For 9MFY8/18, DPU of 4.11 Scts made up 74% of our FY18 forecast.
The drop in topline was largely due to negative rental reversion of -6.2% for the 27.3% of NLA at Paragon leased/renewed in 9MFY18 as the leases were mostly negotiated about a year ago during the retail sales downturn. Nonetheless, the decline moderated in 3Q vs. 1HFY18.
On the other hand, The Clementi Mall recorded positive rental reversion of 5.3% in 9MFY18 with the renewal of 3.2% of its NLA. Average rental reversion came in at -6% in 9MFY18.
In tandem with the recovery in retail sales since Jun 2017, overall tenant sales continued to register growth, while portfolio was close to full occupancy at 99.6%.

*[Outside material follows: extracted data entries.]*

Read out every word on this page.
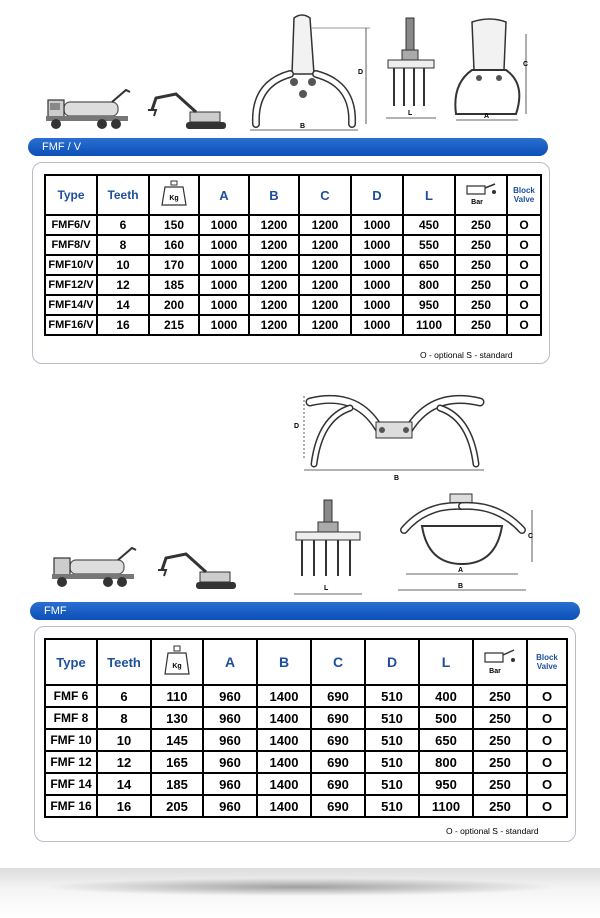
B
D
L	A
C
FMF / V
Type	Teeth	Kg	A	B	C	D	L	Bar	Block Valve
FMF6/V	6	150	1000	1200	1200	1000	450	250	O
FMF8/V	8	160	1000	1200	1200	1000	550	250	O
FMF10/V	10	170	1000	1200	1200	1000	650	250	O
FMF12/V	12	185	1000	1200	1200	1000	800	250	O
FMF14/V	14	200	1000	1200	1200	1000	950	250	O
FMF16/V	16	215	1000	1200	1200	1000	1100	250	O
O - optional S - standard
D
B
L
A
B
C
FMF
Type	Teeth	Kg	A	B	C	D	L	Bar	Block Valve
FMF 6	6	110	960	1400	690	510	400	250	O
FMF 8	8	130	960	1400	690	510	500	250	O
FMF 10	10	145	960	1400	690	510	650	250	O
FMF 12	12	165	960	1400	690	510	800	250	O
FMF 14	14	185	960	1400	690	510	950	250	O
FMF 16	16	205	960	1400	690	510	1100	250	O
O - optional S - standard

SPHREIT has 3.7% of NLA due for renewal in the remainder of FY18 and another 21% in FY19, the bulk of which will come from Paragon. With improved retail sales sentiment and economic outlook in Singapore, we anticipate the rental reversions in 4QFY18F to be better than the -6% reported in 9MFY18.

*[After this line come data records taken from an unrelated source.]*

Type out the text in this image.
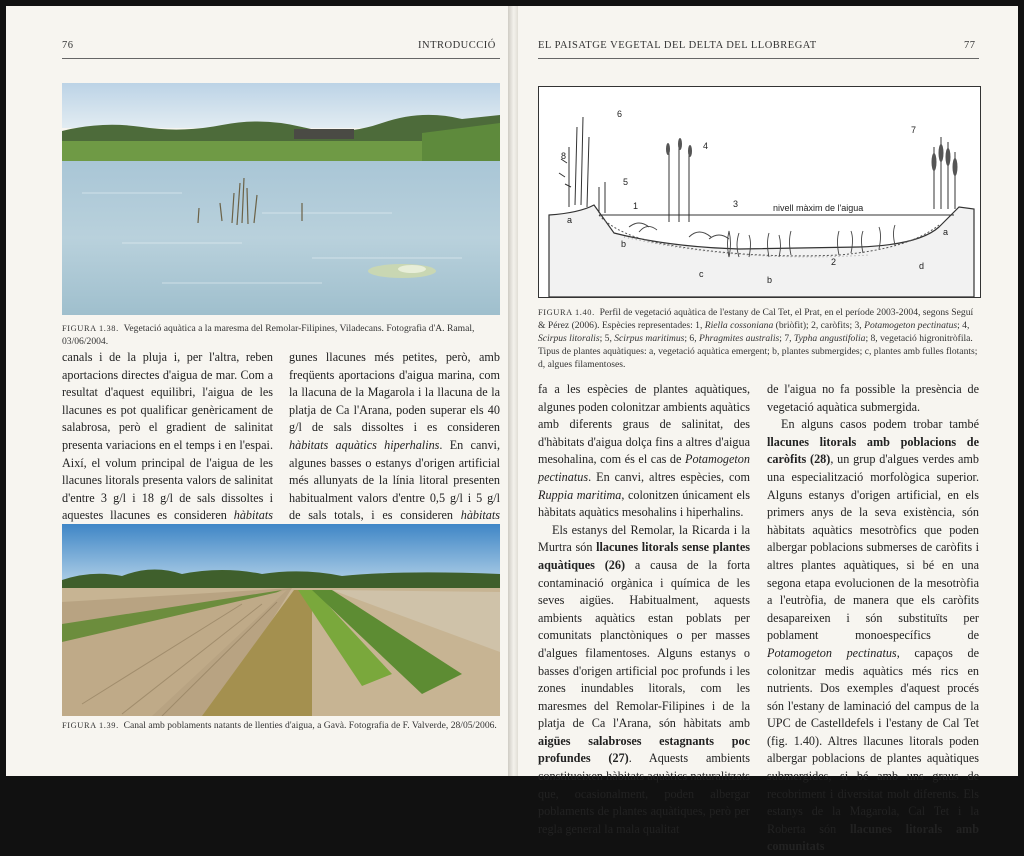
76	INTRODUCCIÓ
FIGURA 1.38. Vegetació aquàtica a la maresma del Remolar-Filipines, Viladecans. Fotografia d'A. Ramal, 03/06/2004.

canals i de la pluja i, per l'altra, reben aportacions directes d'aigua de mar. Com a resultat d'aquest equilibri, l'aigua de les llacunes es pot qualificar genèricament de salabrosa, però el gradient de salinitat presenta variacions en el temps i en l'espai. Així, el volum principal de l'aigua de les llacunes litorals presenta valors de salinitat d'entre 3 g/l i 18 g/l de sals dissoltes i aquestes llacunes es consideren hàbitats

gunes llacunes més petites, però, amb freqüents aportacions d'aigua marina, com la llacuna de la Magarola i la llacuna de la platja de Ca l'Arana, poden superar els 40 g/l de sals dissoltes i es consideren hàbitats aquàtics hiperhalins. En canvi, algunes basses o estanys d'origen artificial més allunyats de la línia litoral presenten habitualment valors d'entre 0,5 g/l i 5 g/l de sals totals, i es consideren hàbitats

FIGURA 1.39. Canal amb poblaments natants de llenties d'aigua, a Gavà. Fotografia de F. Valverde, 28/05/2006.
EL PAISATGE VEGETAL DEL DELTA DEL LLOBREGAT	77
8
6
5
1
4
3
2
7
nivell màxim de l'aigua
a
b
c
b
d
a
FIGURA 1.40. Perfil de vegetació aquàtica de l'estany de Cal Tet, el Prat, en el període 2003-2004, segons Seguí & Pérez (2006). Espècies representades: 1, Riella cossoniana (briòfit); 2, caròfits; 3, Potamogeton pectinatus; 4, Scirpus litoralis; 5, Scirpus maritimus; 6, Phragmites australis; 7, Typha angustifolia; 8, vegetació higronitròfila. Tipus de plantes aquàtiques: a, vegetació aquàtica emergent; b, plantes submergides; c, plantes amb fulles flotants; d, algues filamentoses.

fa a les espècies de plantes aquàtiques, algunes poden colonitzar ambients aquàtics amb diferents graus de salinitat, des d'hàbitats d'aigua dolça fins a altres d'aigua mesohalina, com és el cas de Potamogeton pectinatus. En canvi, altres espècies, com Ruppia maritima, colonitzen únicament els hàbitats aquàtics mesohalins i hiperhalins.

Els estanys del Remolar, la Ricarda i la Murtra són llacunes litorals sense plantes aquàtiques (26) a causa de la forta contaminació orgànica i química de les seves aigües. Habitualment, aquests ambients aquàtics estan poblats per comunitats planctòniques o per masses d'algues filamentoses. Alguns estanys o basses d'origen artificial poc profunds i les zones inundables litorals, com les maresmes del Remolar-Filipines i de la platja de Ca l'Arana, són hàbitats amb aigües salabroses estagnants poc profundes (27). Aquests ambients constitueixen hàbitats aquàtics naturalitzats que, ocasionalment, poden albergar poblaments de plantes aquàtiques, però per regla general la mala qualitat

de l'aigua no fa possible la presència de vegetació aquàtica submergida.

En alguns casos podem trobar també llacunes litorals amb poblacions de caròfits (28), un grup d'algues verdes amb una especialització morfològica superior. Alguns estanys d'origen artificial, en els primers anys de la seva existència, són hàbitats aquàtics mesotròfics que poden albergar poblacions submerses de caròfits i altres plantes aquàtiques, si bé en una segona etapa evolucionen de la mesotròfia a l'eutròfia, de manera que els caròfits desapareixen i són substituïts per poblament monoespecífics de Potamogeton pectinatus, capaços de colonitzar medis aquàtics més rics en nutrients. Dos exemples d'aquest procés són l'estany de laminació del campus de la UPC de Castelldefels i l'estany de Cal Tet (fig. 1.40). Altres llacunes litorals poden albergar poblacions de plantes aquàtiques submergides, si bé amb uns graus de recobriment i diversitat molt diferents. Els estanys de la Magarola, Cal Tet i la Roberta són llacunes litorals amb comunitats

Meanwhile, the trust is taking the opportunity to refresh its properties by conducting selective asset enhancement initiatives (AEI) at Paragon; phase 1 of the mall's new retail zone of about 16,000 sf at Level 3 was launched in Jun. The new retail concept should help to boost the mall's attractiveness.
SPHREIT's balance sheet remains robust with gearing of 25.4% and stable funding cost of 2.84% as at end-3QFY18. It has a remaining S$185m of loans to be rolled over for the remainder of FY18.

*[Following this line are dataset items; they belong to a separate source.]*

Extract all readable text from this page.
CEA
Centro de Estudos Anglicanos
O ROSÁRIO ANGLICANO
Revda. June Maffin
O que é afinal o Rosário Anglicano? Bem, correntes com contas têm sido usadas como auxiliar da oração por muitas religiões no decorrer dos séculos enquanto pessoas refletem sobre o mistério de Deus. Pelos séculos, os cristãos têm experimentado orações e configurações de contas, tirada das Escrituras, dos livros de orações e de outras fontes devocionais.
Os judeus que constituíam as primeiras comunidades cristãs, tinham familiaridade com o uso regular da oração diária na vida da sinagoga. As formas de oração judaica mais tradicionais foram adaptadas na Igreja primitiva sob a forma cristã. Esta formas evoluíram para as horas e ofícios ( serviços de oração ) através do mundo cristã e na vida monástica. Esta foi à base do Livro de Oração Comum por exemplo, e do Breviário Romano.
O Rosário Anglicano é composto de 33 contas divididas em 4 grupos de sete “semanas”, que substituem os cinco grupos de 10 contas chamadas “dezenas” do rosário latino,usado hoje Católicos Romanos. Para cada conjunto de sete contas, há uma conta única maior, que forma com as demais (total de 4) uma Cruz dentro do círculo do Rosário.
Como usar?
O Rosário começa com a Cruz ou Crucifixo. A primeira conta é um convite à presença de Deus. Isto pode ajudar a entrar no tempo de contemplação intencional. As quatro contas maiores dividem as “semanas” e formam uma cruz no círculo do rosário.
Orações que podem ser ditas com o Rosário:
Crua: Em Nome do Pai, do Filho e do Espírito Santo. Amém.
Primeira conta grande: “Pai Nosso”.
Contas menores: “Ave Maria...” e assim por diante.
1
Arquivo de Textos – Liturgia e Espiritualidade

Management indicated that it continues to review both third-party and right of first refusal (ROFR) properties in Singapore as well as Australia for inorganic growth opportunities. Given its strong balance sheet, SPH has a lot of debt room for acquisitions.
We leave our FY18-20 DPU estimates unchanged and retain our DDM-based Target Price of S$1.07 as well as our HOLD rating. We continue to like Paragon and The Clementi Mall for their niche positioning in their micro markets.
New and accretive acquisitions should serve as potential share price catalysts. Downside risks include protracted downturn in the retail sector which could result in a prolonged period of negative rental performance.